Rethinking power plant closings
While snow fell and temperatures dropped, power grid officials were studying different sets of numbers. It takes a lot of power sources to provide steady electricity for everyone living and working in the power grid region known as the PJM Interconnection. PJM helps supervise the flow of electricity from power producers serving 61 million people in 13 states and the Washington, D.C., area. Extra resources must always be ready on standby, too. During any season of the year, a few power plants are out of service due to equipment failures or scheduled maintenance. Repairs are made and they begin producing electricity again.

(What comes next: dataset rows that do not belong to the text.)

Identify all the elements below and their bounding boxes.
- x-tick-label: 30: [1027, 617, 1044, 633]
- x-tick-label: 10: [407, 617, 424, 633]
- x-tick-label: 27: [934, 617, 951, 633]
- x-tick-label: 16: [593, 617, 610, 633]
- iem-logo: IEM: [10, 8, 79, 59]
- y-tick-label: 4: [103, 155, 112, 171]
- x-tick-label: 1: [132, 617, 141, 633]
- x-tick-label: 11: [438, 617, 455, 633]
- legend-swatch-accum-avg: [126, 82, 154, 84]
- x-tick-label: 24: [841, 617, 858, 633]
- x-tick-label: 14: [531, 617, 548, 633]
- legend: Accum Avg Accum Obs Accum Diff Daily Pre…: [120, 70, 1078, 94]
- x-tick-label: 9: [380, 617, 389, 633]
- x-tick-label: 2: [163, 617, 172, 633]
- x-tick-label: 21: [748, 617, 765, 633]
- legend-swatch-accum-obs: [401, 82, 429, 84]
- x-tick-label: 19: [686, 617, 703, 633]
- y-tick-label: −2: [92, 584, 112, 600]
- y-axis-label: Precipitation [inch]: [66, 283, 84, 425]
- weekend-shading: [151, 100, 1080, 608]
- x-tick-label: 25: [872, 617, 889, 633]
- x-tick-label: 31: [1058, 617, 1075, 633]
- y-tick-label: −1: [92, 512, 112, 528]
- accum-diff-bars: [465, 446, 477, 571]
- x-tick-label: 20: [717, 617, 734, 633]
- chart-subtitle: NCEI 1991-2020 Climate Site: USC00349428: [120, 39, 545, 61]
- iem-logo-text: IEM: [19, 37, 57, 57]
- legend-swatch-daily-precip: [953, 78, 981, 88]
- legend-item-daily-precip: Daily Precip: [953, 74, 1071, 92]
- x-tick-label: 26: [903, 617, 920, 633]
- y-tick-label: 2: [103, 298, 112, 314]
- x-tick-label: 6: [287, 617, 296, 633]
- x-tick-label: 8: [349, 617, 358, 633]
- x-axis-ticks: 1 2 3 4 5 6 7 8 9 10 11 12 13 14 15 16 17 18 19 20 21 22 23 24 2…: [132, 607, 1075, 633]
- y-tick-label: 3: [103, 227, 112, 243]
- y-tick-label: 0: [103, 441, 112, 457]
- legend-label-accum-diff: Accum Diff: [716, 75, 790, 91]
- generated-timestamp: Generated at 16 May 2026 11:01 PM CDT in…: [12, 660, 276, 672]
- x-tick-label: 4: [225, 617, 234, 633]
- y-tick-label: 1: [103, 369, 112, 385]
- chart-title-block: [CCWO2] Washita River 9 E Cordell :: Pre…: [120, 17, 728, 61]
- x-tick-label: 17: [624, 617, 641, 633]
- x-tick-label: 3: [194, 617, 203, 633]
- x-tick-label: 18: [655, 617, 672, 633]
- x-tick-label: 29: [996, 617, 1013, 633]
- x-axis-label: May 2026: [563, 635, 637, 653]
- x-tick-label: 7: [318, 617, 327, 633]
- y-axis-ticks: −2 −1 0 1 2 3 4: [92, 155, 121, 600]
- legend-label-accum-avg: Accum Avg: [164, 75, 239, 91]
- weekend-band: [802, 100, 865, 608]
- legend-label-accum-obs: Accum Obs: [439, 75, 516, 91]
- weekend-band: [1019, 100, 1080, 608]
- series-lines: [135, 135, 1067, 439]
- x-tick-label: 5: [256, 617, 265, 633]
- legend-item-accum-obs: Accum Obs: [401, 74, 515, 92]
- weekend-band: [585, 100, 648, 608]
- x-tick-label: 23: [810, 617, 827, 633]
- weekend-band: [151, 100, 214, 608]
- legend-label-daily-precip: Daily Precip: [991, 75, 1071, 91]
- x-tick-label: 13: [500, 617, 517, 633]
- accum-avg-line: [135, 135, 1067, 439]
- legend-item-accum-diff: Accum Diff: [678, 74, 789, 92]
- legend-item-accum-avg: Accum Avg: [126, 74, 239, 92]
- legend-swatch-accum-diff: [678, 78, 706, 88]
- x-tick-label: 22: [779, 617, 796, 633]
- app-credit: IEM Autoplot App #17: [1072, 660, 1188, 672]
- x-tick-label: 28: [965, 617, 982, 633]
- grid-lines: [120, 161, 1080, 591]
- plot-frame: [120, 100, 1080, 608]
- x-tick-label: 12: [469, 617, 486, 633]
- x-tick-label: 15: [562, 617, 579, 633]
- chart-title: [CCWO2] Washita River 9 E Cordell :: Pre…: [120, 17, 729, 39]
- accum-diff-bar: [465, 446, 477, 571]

But when PJM officials took a detailed look at the impact that permanently closing all Dale Station units and many other power plants would have on the supply of electricity during extreme weather, they noticed a troubling trend. The list of coal-based power plants that will stop producing electricity since the Mercury Air Toxics Standards rule went into effect last month keeps getting longer and longer.

However, the list of replacement power sources, mostly natural gas generators, is not growing fast enough to make it an even swap. It’s not even close. The coal plants being taken out of service this year were able to produce almost 12,000 megawatts of electricity—but new power plants starting up will produce less than 4,000 megawatts. That’s a huge gap.

Thinking ahead to next winter, PJM managers want to keep some coal-based power plants running beyond their scheduled closures to ensure a steady supply of electricity in 2016. As a result of their analysis, PJM asked utilities who’d already announced their coal plant closings, do you have any that could still be available to provide electricity during times of peak demand?

East Kentucky Power Co-op is among those who answered “yes.” East Kentucky Power Co-op has obtained regulatory approval to prepare Units Three and Four at Dale Station to continue to operate if they are needed to keep the supply of electricity reliable next winter. This one-year extension of their combined output of 150 megawatts of electricity generated from coal may make a vital difference for electricity consumers by keeping their lights on and heating systems running.

Due to the extremely high costs of modifying its oldest coal-based power plant to meet the newest environmental regulations, Dale Station’s generators are being taken out of service. Units One and Two stopped producing electricity in 2014. Units Three and Four will be shut down in April 2016.

Dale Station“Dale Station was East Kentucky Power Cooperative’s first power plant,” says Tony Campbell, East Kentucky Power Co-op president and CEO. “This plant has been a reliable workhorse, generating the electricity that powered many thousands of Kentucky homes and businesses over the past 60 years. It provided light and heat to many families. And it has been an engine of economic development, providing reliable, affordable power throughout central and eastern Kentucky. We owe a debt of gratitude to the many dedicated employees who kept Dale Station running all those years, as well as the local community, which has been so supportive.”